I didn’t walk a graduation stage, nor do I even know where my degree is. The uncertainty of my future can still feel scary, though I’m slowly finding comfort in the lack of clarity. Nobody else is writing my story. There’s no deadline for when I have to be at a specific place. It’s all on me. The first half of this year has helped me realize, that’s not a bad thing. That doesn’t have to be scary. It can be uncomfortable, especially considering I know I’ll make many mistakes along the way - such is life. No matter how far I may stumble, no matter how hard I fall, I can always find my way back onto my path. Yesterday my father asked me what my “two-year plan” is (as opposed to a five-year plan) and… as I mentioned earlier, I have no specific vision for my future. I had no answer. But instead of feeling discomforted by that fact… it’s starting to feel very free. As much as I do find it important to have a vision for yourself, I also think not being tied down to just one specific idea of what your life should look like is just as important. To me, at least. That’s just where my head is at today, though. Who knows what it will look like tomorrow.

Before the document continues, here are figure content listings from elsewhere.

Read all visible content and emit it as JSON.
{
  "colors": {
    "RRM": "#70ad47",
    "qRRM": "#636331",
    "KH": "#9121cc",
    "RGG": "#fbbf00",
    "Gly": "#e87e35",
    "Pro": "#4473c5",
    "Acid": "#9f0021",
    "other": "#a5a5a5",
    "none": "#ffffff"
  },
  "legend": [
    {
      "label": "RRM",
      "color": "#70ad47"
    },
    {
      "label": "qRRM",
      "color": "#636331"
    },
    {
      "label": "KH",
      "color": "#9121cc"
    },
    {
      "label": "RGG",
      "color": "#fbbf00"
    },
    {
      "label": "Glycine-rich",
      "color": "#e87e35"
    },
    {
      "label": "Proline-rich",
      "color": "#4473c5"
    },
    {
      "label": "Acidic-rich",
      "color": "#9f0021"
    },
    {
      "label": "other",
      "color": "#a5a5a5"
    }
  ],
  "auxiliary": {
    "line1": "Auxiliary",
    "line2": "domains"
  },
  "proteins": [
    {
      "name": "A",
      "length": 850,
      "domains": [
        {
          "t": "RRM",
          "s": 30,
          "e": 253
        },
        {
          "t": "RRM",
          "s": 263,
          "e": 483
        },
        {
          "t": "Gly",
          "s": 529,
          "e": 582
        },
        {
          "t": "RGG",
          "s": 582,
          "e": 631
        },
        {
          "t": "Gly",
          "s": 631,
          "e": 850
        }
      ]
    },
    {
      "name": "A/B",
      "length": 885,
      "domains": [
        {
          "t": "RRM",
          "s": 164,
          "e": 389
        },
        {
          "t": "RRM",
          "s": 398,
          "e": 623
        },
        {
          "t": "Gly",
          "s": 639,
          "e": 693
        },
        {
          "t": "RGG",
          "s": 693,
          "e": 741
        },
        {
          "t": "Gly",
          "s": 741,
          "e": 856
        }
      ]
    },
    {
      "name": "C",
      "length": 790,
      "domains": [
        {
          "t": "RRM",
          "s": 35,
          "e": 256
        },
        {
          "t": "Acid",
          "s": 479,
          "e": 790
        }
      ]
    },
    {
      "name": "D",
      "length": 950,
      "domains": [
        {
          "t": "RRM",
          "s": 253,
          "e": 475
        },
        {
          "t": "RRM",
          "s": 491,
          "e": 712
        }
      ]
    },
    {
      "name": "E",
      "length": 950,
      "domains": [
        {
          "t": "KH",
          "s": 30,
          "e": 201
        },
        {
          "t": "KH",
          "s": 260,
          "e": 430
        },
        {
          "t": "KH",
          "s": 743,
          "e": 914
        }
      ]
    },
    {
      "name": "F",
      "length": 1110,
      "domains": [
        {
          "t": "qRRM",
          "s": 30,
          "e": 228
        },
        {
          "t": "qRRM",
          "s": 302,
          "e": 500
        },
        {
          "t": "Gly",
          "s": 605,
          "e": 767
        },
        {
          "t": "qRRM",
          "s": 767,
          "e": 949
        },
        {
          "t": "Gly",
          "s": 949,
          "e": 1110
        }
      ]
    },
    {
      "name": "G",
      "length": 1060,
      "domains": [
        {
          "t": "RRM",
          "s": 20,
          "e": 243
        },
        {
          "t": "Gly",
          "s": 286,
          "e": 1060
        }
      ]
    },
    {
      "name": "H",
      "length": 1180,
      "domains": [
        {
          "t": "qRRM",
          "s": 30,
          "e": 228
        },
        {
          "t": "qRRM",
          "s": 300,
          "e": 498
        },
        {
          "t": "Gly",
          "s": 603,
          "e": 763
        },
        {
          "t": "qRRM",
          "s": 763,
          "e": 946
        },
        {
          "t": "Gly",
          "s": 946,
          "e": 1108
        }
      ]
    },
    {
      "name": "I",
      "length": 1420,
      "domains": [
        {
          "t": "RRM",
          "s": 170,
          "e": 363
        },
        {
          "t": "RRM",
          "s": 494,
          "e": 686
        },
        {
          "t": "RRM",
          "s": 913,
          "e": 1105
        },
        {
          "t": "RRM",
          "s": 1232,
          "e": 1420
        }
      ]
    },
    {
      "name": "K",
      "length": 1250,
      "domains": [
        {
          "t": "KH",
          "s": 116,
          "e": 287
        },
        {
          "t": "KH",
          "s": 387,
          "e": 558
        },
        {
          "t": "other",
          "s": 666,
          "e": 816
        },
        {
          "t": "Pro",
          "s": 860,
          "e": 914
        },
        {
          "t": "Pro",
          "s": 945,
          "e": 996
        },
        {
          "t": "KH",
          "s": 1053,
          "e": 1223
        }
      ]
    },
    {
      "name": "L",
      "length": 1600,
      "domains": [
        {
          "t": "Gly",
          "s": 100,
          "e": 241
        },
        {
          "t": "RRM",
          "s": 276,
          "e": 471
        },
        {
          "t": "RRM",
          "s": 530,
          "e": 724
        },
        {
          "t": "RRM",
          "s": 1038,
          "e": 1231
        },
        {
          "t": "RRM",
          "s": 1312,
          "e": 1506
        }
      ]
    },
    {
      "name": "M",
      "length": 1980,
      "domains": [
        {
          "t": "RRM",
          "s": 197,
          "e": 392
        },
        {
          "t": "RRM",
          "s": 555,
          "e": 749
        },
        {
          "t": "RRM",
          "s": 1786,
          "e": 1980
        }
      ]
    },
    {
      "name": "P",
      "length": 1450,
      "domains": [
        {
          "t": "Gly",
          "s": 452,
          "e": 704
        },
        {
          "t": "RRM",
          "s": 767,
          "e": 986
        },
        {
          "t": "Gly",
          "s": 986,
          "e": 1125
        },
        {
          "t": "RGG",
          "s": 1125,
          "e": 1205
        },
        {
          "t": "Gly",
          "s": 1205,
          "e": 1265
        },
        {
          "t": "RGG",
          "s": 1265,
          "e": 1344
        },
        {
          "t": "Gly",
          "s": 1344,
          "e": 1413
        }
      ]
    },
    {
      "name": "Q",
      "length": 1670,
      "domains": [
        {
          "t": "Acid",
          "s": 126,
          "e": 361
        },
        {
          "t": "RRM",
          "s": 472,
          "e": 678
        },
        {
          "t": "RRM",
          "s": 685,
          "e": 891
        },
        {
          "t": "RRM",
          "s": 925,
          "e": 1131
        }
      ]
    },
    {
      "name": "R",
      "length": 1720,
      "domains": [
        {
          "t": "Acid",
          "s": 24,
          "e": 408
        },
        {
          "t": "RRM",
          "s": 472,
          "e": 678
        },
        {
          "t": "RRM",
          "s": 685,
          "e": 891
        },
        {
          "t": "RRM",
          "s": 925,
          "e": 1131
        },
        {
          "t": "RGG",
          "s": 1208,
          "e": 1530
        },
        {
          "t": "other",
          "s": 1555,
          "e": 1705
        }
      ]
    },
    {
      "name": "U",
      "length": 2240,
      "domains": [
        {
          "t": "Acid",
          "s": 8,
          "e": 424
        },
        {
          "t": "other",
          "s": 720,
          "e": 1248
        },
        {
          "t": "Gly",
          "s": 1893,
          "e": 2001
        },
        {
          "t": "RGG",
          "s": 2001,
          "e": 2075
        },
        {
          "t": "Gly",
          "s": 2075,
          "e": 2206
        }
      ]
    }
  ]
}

I can’t write all of this without becoming hyper-aware of the fact that every University in Gaza has been targeted, bombed and destroyed by Israel. The number of murders in this genocide rises every day. I am going to link a few resources I’ve used to either keep updated or found ways to support Palestinians in any capacity. Though, I encourage anyone to link more in the replies to my pinned tweet. Free Palestine, always and forever.

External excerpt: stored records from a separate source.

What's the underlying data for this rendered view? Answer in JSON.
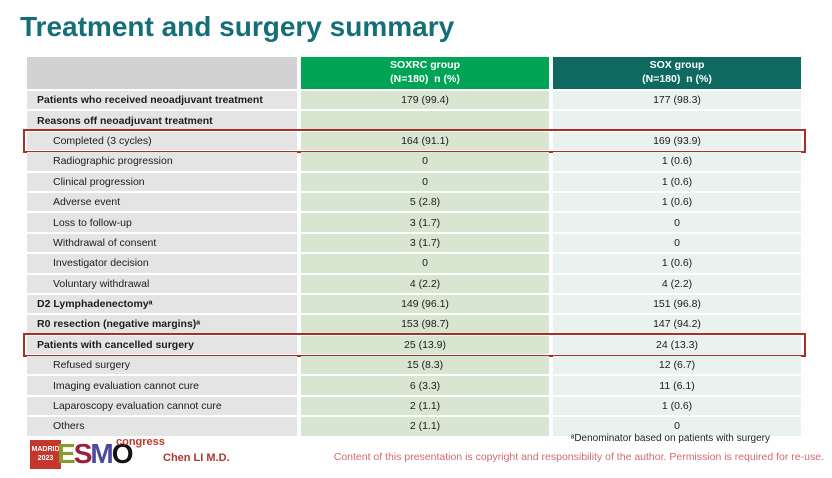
{
  "title": "Treatment and surgery summary",
  "table": {
    "col_headers": [
      {
        "line1": "SOXRC group",
        "line2": "(N=180)  n (%)"
      },
      {
        "line1": "SOX group",
        "line2": "(N=180)  n (%)"
      }
    ],
    "rows": [
      {
        "label": "Patients who received neoadjuvant treatment",
        "soxrc": "179 (99.4)",
        "sox": "177 (98.3)",
        "bold": true
      },
      {
        "label": "Reasons off neoadjuvant treatment",
        "soxrc": "",
        "sox": "",
        "bold": true
      },
      {
        "label": "Completed (3 cycles)",
        "soxrc": "164 (91.1)",
        "sox": "169 (93.9)",
        "indent": true,
        "highlight": true
      },
      {
        "label": "Radiographic progression",
        "soxrc": "0",
        "sox": "1 (0.6)",
        "indent": true
      },
      {
        "label": "Clinical progression",
        "soxrc": "0",
        "sox": "1 (0.6)",
        "indent": true
      },
      {
        "label": "Adverse event",
        "soxrc": "5 (2.8)",
        "sox": "1 (0.6)",
        "indent": true
      },
      {
        "label": "Loss to follow-up",
        "soxrc": "3 (1.7)",
        "sox": "0",
        "indent": true
      },
      {
        "label": "Withdrawal of consent",
        "soxrc": "3 (1.7)",
        "sox": "0",
        "indent": true
      },
      {
        "label": "Investigator decision",
        "soxrc": "0",
        "sox": "1 (0.6)",
        "indent": true
      },
      {
        "label": "Voluntary withdrawal",
        "soxrc": "4 (2.2)",
        "sox": "4 (2.2)",
        "indent": true
      },
      {
        "label": "D2 Lymphadenectomyᵃ",
        "soxrc": "149 (96.1)",
        "sox": "151 (96.8)",
        "bold": true
      },
      {
        "label": "R0 resection (negative margins)ᵃ",
        "soxrc": "153 (98.7)",
        "sox": "147 (94.2)",
        "bold": true
      },
      {
        "label": "Patients with cancelled surgery",
        "soxrc": "25 (13.9)",
        "sox": "24 (13.3)",
        "bold": true,
        "highlight": true
      },
      {
        "label": "Refused surgery",
        "soxrc": "15 (8.3)",
        "sox": "12 (6.7)",
        "indent": true
      },
      {
        "label": "Imaging evaluation cannot cure",
        "soxrc": "6 (3.3)",
        "sox": "11 (6.1)",
        "indent": true
      },
      {
        "label": "Laparoscopy evaluation cannot cure",
        "soxrc": "2 (1.1)",
        "sox": "1 (0.6)",
        "indent": true
      },
      {
        "label": "Others",
        "soxrc": "2 (1.1)",
        "sox": "0",
        "indent": true
      }
    ]
  },
  "footer": {
    "footnote": "ᵃDenominator based on patients with surgery",
    "copyright": "Content of this presentation is copyright and responsibility of the author. Permission is required for re-use.",
    "presenter": "Chen LI M.D.",
    "logo": {
      "city": "MADRID",
      "year": "2023",
      "letters": [
        "E",
        "S",
        "M",
        "O"
      ],
      "congress": "congress"
    }
  },
  "colors": {
    "title": "#156e78",
    "soxrc_header": "#00a455",
    "sox_header": "#0e6a60",
    "label_header": "#d2d2d2",
    "label_bg": "#e4e4e4",
    "soxrc_bg": "#d8e5d0",
    "sox_bg": "#e9f2ee",
    "highlight_border": "#a63227",
    "copyright_text": "#d06b76",
    "presenter_text": "#a8392f",
    "logo_red": "#c5362c"
  }
}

I absolutely love this post. I totally relate and agree. It really resonated with me. I definitely can relate to having an on/off again arc when it comes to college. Seeing people I went to school with already graduating and starting their big careers really made me feel left behind in some sort of way. I learned later on to not compare my timeline with others. Everyone’s path is different. The things that other people may want in life are not necessarily what you want in yours. It's nice and clear to have an idea of what you want your life to look like in the future but it's also great to keep other options in mind. After all, we as people are always growing and changing. Congratulations on graduating and I hope that this new era you're about to enter treats you well. xx
Congrats on graduating! And The First Wives Club is such a good movie.